Court Opinion

ID: 9647046
Source: CourtListenerOpinion
Date Created: 2023-08-23 13:22:07.276057+00
Date Added: 2024-06-11T18:11:44.996602
License: Public Domain

FLAHERTY, Justice,
dissenting.
Mr. Justice Montemuro’s well-reasoned opinion notwithstanding, I must dissent. Fundamentally at issue in this case is whether juries are to have the freedom to believe all, part or none of the evidence presented at trial, as we instruct them they are free to do, or whether, in fact, they must believe at least so much of the evidence as we, the appellate courts, say they must believe. Because juries must, in my view, retain their freedom to evaluate the evidence and to accept or reject it as they see fit, I would not award a new trial on damages in this case. The jury here has evaluated the evidence and has spoken as to damages. We should not interfere.
I agree with Mr. Justice Montemuro that this case is different from Catalano in that here there was no evidence presented to refute the expert’s opinion as to the decedent’s future earnings, whereas in Catalano there was evidence presented to controvert Catalano’s claim of damages. But if this difference controls the case, then we need not even have trials in cases like this. The plaintiff need only produce expert opinion of lost earnings and pain and suffering, and if the defendant has no evidence to controvert such expert opinion, the court’s only remaining task would be to enter judgment in the amount of the expert opinion. Any other result, we might say, would “shock the conscience.”
The sum of the problem is that existing caselaw, which Mr.

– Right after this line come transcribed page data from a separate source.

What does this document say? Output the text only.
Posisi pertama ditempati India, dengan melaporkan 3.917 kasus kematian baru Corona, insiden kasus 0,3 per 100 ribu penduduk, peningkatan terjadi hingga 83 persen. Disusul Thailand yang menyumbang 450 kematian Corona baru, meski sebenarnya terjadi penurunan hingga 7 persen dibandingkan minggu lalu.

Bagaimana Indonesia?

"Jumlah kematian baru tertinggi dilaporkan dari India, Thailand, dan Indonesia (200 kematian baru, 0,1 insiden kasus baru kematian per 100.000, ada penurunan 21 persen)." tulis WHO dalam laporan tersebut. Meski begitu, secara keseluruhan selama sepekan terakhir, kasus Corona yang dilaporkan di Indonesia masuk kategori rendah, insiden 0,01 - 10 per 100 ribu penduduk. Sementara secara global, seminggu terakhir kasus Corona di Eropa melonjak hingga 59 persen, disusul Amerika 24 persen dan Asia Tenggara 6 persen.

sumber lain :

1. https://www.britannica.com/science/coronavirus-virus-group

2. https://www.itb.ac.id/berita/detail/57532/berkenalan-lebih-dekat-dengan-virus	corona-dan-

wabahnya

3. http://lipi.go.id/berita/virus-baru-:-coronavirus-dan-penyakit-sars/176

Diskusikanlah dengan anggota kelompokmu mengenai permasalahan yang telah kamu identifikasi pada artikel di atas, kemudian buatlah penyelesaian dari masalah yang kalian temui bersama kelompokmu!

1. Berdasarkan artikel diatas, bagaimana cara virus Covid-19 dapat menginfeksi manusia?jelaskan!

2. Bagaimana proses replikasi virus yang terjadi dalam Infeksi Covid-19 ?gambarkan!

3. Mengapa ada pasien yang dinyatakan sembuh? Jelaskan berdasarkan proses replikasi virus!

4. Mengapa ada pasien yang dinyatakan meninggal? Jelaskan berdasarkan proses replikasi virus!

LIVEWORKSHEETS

Justice Montemuro has so ably summarized, has presented us with an anomaly: it has simultaneously held that juries may not be restricted in their evaluation of evidence and also that when juries reject evidence which appellate courts would not reject, the appellate court’s evaluation of the evidence must *236prevail. I believe that this result needlessly undermines the function of trial by jury, and I would overrule existing caselaw to the extent necessary to restore to juries the traditional authority to evaluate the evidence as they see fit.